The global manufacturing sector remained subdued in March. Although the headline index and those tracking output and new orders all edged higher, their respective levels were indicative of only mild growth at best. The global manufacturing PMI climbed to a reading of 50.5 from 50.0 in February. The average PMI reading during the first quarter of 50.4 was the weakest since the second quarter of 2013.
Manufacturing production rose marginally underpinned by a modest improvement in new order inflows. However, the trend in international trade flows deteriorated further, as highlighted by a second successive monthly decrease in new export orders.
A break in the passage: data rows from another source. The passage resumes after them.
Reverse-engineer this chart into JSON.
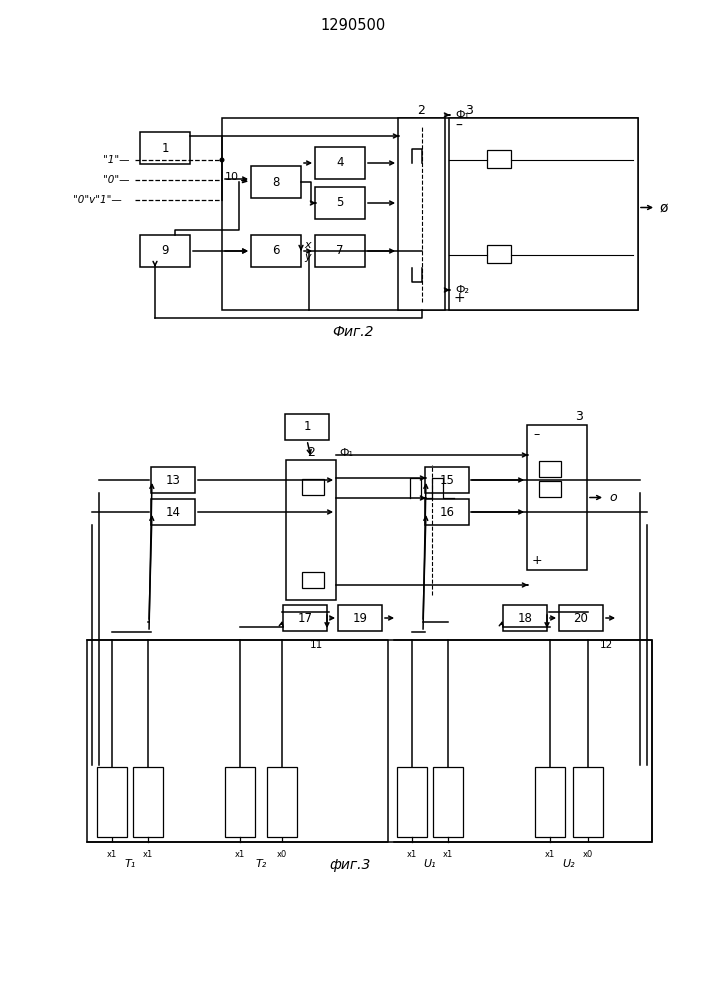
{
  "title": "1290500",
  "fig2_caption": "Фиг.2",
  "fig3_caption": "фиг.3",
  "lw": 1.1
}
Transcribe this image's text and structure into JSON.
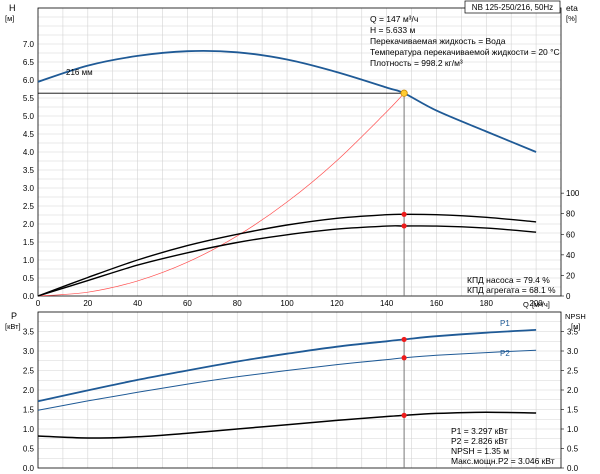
{
  "chart_data": [
    {
      "type": "line",
      "title": "NB 125-250/216, 50Hz",
      "ylabel": "H",
      "yunit": "[м]",
      "xlabel": "Q",
      "xunit": "[м³/ч]",
      "y2label": "eta",
      "y2unit": "[%]",
      "xlim": [
        0,
        210
      ],
      "ylim": [
        0,
        8
      ],
      "y2lim": [
        0,
        280
      ],
      "x_ticks": [
        "20",
        "40",
        "60",
        "80",
        "100",
        "120",
        "140",
        "160",
        "180",
        "200"
      ],
      "y_ticks": [
        "0.0",
        "0.5",
        "1.0",
        "1.5",
        "2.0",
        "2.5",
        "3.0",
        "3.5",
        "4.0",
        "4.5",
        "5.0",
        "5.5",
        "6.0",
        "6.5",
        "7.0"
      ],
      "y2_ticks": [
        "0",
        "20",
        "40",
        "60",
        "80",
        "100"
      ],
      "grid": true,
      "curve_label": "216 мм",
      "series": [
        {
          "key": "head",
          "axis": "y",
          "color": "#1f5a96",
          "x": [
            0,
            20,
            40,
            60,
            80,
            100,
            120,
            140,
            147,
            160,
            180,
            200
          ],
          "y": [
            5.95,
            6.4,
            6.67,
            6.8,
            6.77,
            6.57,
            6.22,
            5.79,
            5.633,
            5.15,
            4.57,
            4.0
          ]
        },
        {
          "key": "system",
          "axis": "y",
          "color": "#ff4f4f",
          "x": [
            0,
            20,
            40,
            60,
            80,
            100,
            120,
            140,
            147
          ],
          "y": [
            0,
            0.105,
            0.42,
            0.94,
            1.67,
            2.61,
            3.76,
            5.12,
            5.633
          ]
        },
        {
          "key": "eta_pump",
          "axis": "y2",
          "color": "#000000",
          "x": [
            0,
            20,
            40,
            60,
            80,
            100,
            120,
            140,
            147,
            160,
            180,
            200
          ],
          "y": [
            0,
            18,
            35,
            49,
            60,
            69,
            75.5,
            79,
            79.4,
            79,
            76.5,
            72
          ]
        },
        {
          "key": "eta_unit",
          "axis": "y2",
          "color": "#000000",
          "x": [
            0,
            20,
            40,
            60,
            80,
            100,
            120,
            140,
            147,
            160,
            180,
            200
          ],
          "y": [
            0,
            15,
            30,
            42,
            52,
            59.5,
            65,
            68,
            68.1,
            68,
            66,
            62
          ]
        }
      ],
      "duty_point": {
        "q": 147,
        "h": 5.633
      },
      "info_lines": [
        "Q = 147 м³/ч",
        "H = 5.633 м",
        "Перекачиваемая жидкость = Вода",
        "Температура перекачиваемой жидкости = 20 °C",
        "Плотность = 998.2 кг/м³"
      ],
      "eta_lines": [
        "КПД насоса = 79.4 %",
        "КПД агрегата = 68.1 %"
      ],
      "eta_points": [
        79.4,
        68.1
      ]
    },
    {
      "type": "line",
      "ylabel": "P",
      "yunit": "[кВт]",
      "y2label": "NPSH",
      "y2unit": "[м]",
      "xlim": [
        0,
        210
      ],
      "ylim": [
        0,
        4
      ],
      "y_ticks": [
        "0.0",
        "0.5",
        "1.0",
        "1.5",
        "2.0",
        "2.5",
        "3.0",
        "3.5"
      ],
      "y2_ticks": [
        "0.0",
        "0.5",
        "1.0",
        "1.5",
        "2.0",
        "2.5",
        "3.0",
        "3.5"
      ],
      "grid": true,
      "series": [
        {
          "key": "p1",
          "name": "P1",
          "axis": "y",
          "color": "#1f5a96",
          "x": [
            0,
            20,
            40,
            60,
            80,
            100,
            120,
            140,
            147,
            160,
            180,
            200
          ],
          "y": [
            1.71,
            1.99,
            2.26,
            2.5,
            2.73,
            2.93,
            3.11,
            3.25,
            3.297,
            3.38,
            3.47,
            3.54
          ]
        },
        {
          "key": "p2",
          "name": "P2",
          "axis": "y",
          "color": "#1f5a96",
          "x": [
            0,
            20,
            40,
            60,
            80,
            100,
            120,
            140,
            147,
            160,
            180,
            200
          ],
          "y": [
            1.48,
            1.72,
            1.94,
            2.15,
            2.34,
            2.5,
            2.65,
            2.78,
            2.826,
            2.89,
            2.96,
            3.02
          ]
        },
        {
          "key": "npsh",
          "axis": "y2",
          "color": "#000000",
          "x": [
            0,
            20,
            40,
            60,
            80,
            100,
            120,
            140,
            147,
            160,
            180,
            200
          ],
          "y": [
            0.82,
            0.77,
            0.8,
            0.89,
            1.0,
            1.11,
            1.22,
            1.32,
            1.35,
            1.4,
            1.43,
            1.41
          ]
        }
      ],
      "duty_points": {
        "p1": 3.297,
        "p2": 2.826,
        "npsh": 1.35
      },
      "info_lines": [
        "P1 = 3.297 кВт",
        "P2 = 2.826 кВт",
        "NPSH = 1.35 м",
        "Макс.мощн.P2 = 3.046 кВт"
      ]
    }
  ]
}
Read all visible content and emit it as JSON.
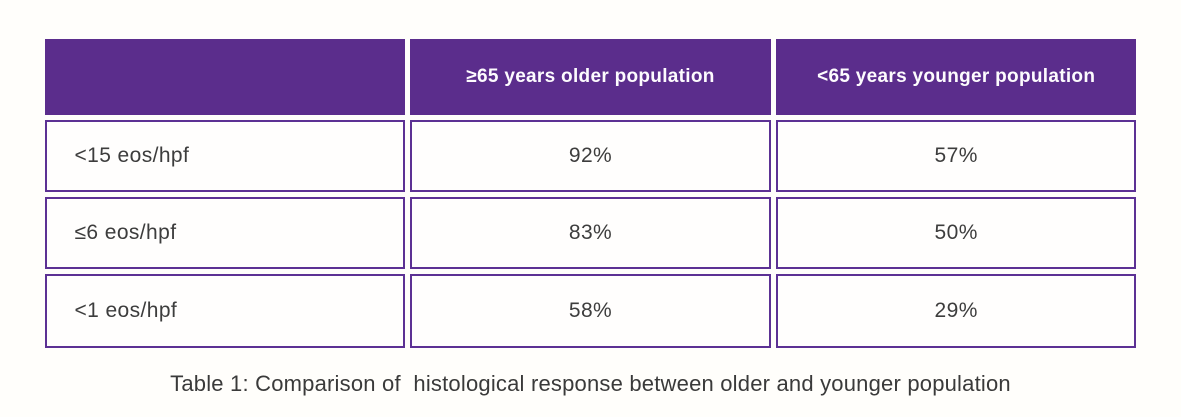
{
  "table": {
    "corner_label": "",
    "columns": [
      "≥65 years older population",
      "<65 years younger population"
    ],
    "rows": [
      {
        "label": "<15 eos/hpf",
        "values": [
          "92%",
          "57%"
        ]
      },
      {
        "label": "≤6 eos/hpf",
        "values": [
          "83%",
          "50%"
        ]
      },
      {
        "label": "<1 eos/hpf",
        "values": [
          "58%",
          "29%"
        ]
      }
    ]
  },
  "caption": {
    "text": "Table 1: Comparison of  histological response between older and younger population"
  },
  "colors": {
    "header_bg": "#5b2d8c",
    "border_purple": "#5c3194",
    "header_text": "#fdfbfe",
    "body_text": "#3d3d3d",
    "caption_text": "#3a3a3a",
    "page_bg": "#fffefb"
  }
}
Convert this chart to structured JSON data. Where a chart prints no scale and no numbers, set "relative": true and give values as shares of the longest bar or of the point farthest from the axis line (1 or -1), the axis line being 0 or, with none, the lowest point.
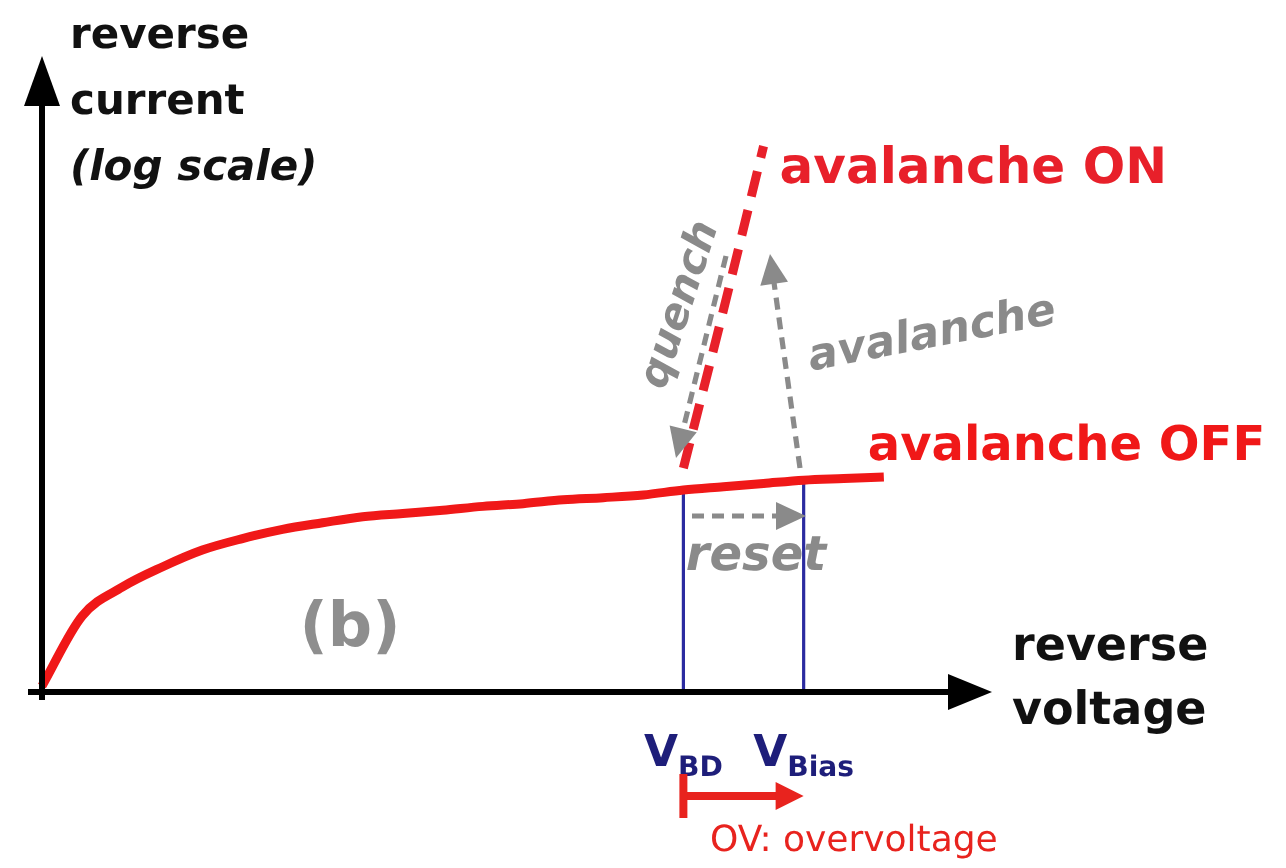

National PMI data suggested that conditions remained lackluster in the three main industrial regions covered by the survey. Manufacturing production was near-stagnant in Asia, as marginal increases in China, Taiwan, Indonesia and Vietnam were offset by contractions in Japan, South Korea and Malaysia. The Americas fared slightly better. Growth improved to a four-month high in Mexico, while output expanded in Canada following a seven-month sequence of contraction. The US eked out further production growth, although the rate of increase was unchanged from February's 28-month low. The downturn in Brazil continued, although the pace of contraction slowed. Almost all of the Eurozone nations for which data are collected reported higher output in March. The sole exception was Greece.
J.P. Morgan Global Manufacturing PMI gives an overview of the global manufacturing sector. It is based on monthly surveys of over 10,000 purchasing executives from 32 of the world's leading economies, including the U.S., Japan, Germany, France and China which together account for an estimated 89 percent of global manufacturing output. It reflects changes in global output, employment, new orders and prices. The Global Manufacturing PMI is seasonally adjusted at the national level to control for varying seasonal patterns in each country and is produced by J.P. Morgan and Markit Economics in association with ISM and the International Federation of Purchasing and supply Management (IFPSM).
Investors need to keep their fingers on the pulse of the economy because it dictates how various types of investments will perform. The J.P. Morgan Global Manufacturing PMI provides advance insight into the global manufacturing sector, which gives investors a better understanding of business conditions and valuable information about the economic backdrop of global markets. The stock market likes to see healthy economic growth because that generally translates to higher corporate profits. The bond market prefers less rapid growth and is extremely sensitive to whether the economy is growing too quickly and causing potential inflationary pressures. The PMI data are also used by many Central Banks to help make interest rate decisions.
The J.P. Morgan Global Manufacturing PMI data give a detailed look at the manufacturing sector including the pace of manufacturing growth and the direction of growth for this sector. Since the manufacturing sector is a major source of cyclical variability in the economy, this report has a big influence on the markets. In addition, its sub-indexes provide a picture of output, employment, new orders and prices.